Ya conocéis la gracia de nuestro Señor Jesucristo, que por amor a vosotros se hizo pobre, siendo rico, para que vosotros con su pobreza fueseis enriquecidos.
2 CORINTIOS 8:9
¡Qué poco asociamos nuestras misericordias más costosas, e incluso las que estamos acostumbrados a considerar de carácter más ordinario (aunque toda misericordia es infinitamente grande), con la humillación de nuestro Señor! ¡Cuán pocas veces rastreamos nuestros momentos felices, las alegrías santificadas, los altos deleites, las escenas sagradas y los privilegios preciosos, a esta parte oscura de Su historia llena de acontecimientos! Y, sin embargo, todo fluye hacia nosotros a través de este mismo canal. Y, de no ser por esto, nunca habría sido nuestro.

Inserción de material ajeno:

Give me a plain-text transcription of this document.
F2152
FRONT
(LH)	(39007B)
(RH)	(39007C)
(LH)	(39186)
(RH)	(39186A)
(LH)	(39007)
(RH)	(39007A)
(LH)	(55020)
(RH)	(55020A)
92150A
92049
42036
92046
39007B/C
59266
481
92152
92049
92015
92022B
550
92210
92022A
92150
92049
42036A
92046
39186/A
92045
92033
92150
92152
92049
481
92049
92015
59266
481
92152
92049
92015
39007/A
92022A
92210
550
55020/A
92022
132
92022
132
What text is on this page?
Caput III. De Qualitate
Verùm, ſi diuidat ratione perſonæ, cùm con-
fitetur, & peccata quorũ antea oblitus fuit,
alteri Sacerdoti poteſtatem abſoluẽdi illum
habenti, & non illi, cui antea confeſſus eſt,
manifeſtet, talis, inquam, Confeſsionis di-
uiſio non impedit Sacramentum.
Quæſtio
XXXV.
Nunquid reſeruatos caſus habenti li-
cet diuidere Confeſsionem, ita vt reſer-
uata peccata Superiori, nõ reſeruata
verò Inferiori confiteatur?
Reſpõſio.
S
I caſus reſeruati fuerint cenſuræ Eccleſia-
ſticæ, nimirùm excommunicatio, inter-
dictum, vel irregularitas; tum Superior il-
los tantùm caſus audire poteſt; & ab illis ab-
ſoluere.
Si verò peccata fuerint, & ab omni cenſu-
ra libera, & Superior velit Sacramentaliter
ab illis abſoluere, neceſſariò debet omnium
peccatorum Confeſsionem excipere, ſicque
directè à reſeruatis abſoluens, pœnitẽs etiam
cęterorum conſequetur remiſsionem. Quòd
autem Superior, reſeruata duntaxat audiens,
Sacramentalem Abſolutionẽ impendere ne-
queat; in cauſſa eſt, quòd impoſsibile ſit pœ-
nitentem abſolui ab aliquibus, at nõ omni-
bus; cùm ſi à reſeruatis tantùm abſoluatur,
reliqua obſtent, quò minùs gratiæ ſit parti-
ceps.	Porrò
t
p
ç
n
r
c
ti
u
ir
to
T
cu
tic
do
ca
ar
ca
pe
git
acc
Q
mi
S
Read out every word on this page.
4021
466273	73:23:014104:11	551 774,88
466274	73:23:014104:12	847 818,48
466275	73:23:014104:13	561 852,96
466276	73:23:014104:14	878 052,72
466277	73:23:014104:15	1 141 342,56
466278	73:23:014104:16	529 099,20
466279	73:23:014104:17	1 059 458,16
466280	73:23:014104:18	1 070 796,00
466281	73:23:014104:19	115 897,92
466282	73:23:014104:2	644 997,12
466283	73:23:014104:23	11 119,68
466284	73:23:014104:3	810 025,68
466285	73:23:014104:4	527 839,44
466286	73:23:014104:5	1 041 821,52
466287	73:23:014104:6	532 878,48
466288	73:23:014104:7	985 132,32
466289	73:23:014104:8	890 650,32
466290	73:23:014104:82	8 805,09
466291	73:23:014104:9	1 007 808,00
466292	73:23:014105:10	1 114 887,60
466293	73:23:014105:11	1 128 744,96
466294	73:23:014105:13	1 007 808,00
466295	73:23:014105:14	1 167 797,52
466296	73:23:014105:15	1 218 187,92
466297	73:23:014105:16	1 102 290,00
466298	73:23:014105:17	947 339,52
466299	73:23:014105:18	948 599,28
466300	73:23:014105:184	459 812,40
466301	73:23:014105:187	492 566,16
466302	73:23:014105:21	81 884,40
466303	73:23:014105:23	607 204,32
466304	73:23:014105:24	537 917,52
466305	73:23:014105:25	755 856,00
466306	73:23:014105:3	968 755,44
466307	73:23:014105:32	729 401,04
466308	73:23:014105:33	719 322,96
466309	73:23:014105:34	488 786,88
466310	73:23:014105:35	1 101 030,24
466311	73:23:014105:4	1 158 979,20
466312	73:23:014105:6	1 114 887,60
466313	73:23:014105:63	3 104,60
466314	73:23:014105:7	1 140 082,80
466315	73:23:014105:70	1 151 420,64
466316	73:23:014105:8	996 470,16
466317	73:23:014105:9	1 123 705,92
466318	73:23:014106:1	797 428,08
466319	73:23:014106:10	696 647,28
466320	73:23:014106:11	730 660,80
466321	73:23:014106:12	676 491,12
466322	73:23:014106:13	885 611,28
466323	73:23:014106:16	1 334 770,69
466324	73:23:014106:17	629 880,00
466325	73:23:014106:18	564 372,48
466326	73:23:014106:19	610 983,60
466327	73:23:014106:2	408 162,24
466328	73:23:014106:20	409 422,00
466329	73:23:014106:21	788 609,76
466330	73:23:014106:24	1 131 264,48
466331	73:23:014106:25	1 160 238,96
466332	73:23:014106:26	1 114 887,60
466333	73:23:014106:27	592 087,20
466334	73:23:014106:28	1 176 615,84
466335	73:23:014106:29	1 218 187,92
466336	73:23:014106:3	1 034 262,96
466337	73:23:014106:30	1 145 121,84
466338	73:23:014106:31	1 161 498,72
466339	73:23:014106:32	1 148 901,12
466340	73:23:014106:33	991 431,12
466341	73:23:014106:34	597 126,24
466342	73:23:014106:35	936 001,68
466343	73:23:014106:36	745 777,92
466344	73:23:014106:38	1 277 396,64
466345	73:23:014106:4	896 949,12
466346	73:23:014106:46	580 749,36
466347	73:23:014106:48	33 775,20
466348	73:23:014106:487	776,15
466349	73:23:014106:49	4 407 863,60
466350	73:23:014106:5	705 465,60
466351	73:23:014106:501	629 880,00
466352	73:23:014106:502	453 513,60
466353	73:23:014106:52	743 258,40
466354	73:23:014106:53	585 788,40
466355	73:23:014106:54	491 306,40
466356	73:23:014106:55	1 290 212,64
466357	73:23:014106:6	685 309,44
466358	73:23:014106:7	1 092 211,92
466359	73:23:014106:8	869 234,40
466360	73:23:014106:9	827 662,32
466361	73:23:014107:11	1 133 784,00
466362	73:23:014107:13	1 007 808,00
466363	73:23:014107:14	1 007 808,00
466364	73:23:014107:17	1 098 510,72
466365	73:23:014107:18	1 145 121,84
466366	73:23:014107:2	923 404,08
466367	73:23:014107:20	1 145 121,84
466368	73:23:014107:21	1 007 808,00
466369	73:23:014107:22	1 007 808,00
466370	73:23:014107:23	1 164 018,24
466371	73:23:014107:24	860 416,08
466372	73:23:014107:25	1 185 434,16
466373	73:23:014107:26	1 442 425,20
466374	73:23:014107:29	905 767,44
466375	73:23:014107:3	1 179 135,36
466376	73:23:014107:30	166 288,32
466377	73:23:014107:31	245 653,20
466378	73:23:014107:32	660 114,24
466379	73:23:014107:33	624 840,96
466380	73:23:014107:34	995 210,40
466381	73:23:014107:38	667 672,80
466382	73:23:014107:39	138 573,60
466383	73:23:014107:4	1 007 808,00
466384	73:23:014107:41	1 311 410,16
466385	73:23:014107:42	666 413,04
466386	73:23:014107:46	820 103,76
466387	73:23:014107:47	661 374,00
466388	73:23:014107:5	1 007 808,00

Cuando el océano de Su bondad se extiende sobre mí, ola tras ola; cuando siento el calor alentador de las sonrisas de la criatura que brillan dulce y cariñosamente; cuando repaso, una por una, mis misericordias personales, domésticas y familiares; cuando incluso el vaso de agua fría, presentado por la mano de la bondad cristiana, humedece mis labios, ¿cuál es el pensamiento que se impone en mi mente? «¡Todo esto surge de la más profunda humillación de mi adorable Cristo!»
Y cuando asciendo a la región más elevada de la gracia, contemplo las bendiciones tan rica y gratuitamente concedidas (un rebelde sometido, un criminal perdonado, un niño adoptado, un sacerdote real ungido, unión con Cristo, relación de pacto con Dios, acceso dentro del lugar santísimo, conformidad con la imagen divina), aún más profundamente me abruma el pensamiento: «¡Todo esto procede de la infinita humillación del Dios encarnado!»
Y cuando todavía asciendo más alto y, pasando de la gracia a la gloria, contemplo el cielo de la bienaventuranza que me espera (en un momento ausente del cuerpo de pecado, y presente con el Señor; lejos de un mundo, aunque hermoso, porque Dios lo ha hecho, pero trono de Satanás, imperio del pecado, escenario de dolor, contaminación, sufrimiento y muerte; y eternamente confinado con Dios, donde todo es alegría y todo es santidad, hecho perfectamente santo y, en consecuencia, perfectamente feliz, para no pecar más, para no sufrir más, para no llorar más, para no errar más y para no caer más), ¡oh, qué llena de gloria se vuelve entonces la humillación de mi Señor encarnado! Amado, cuando Dios te exalte, recuerda que es porque tu Salvador fue humillado. Cuando tu copa es dulce, recuerda que es porque Su copa fue amarga. Cuando aprietes tu misericordia con cariño y cercanía a tu corazón, recuerda que es porque Él apretó Su corazón a la lanza. Y cuando tu ojo de la fe y de la esperanza mire hacia la gloria venidera, oh, no olvides que, porque Él soportó tu infierno, tú gozarás de Su cielo.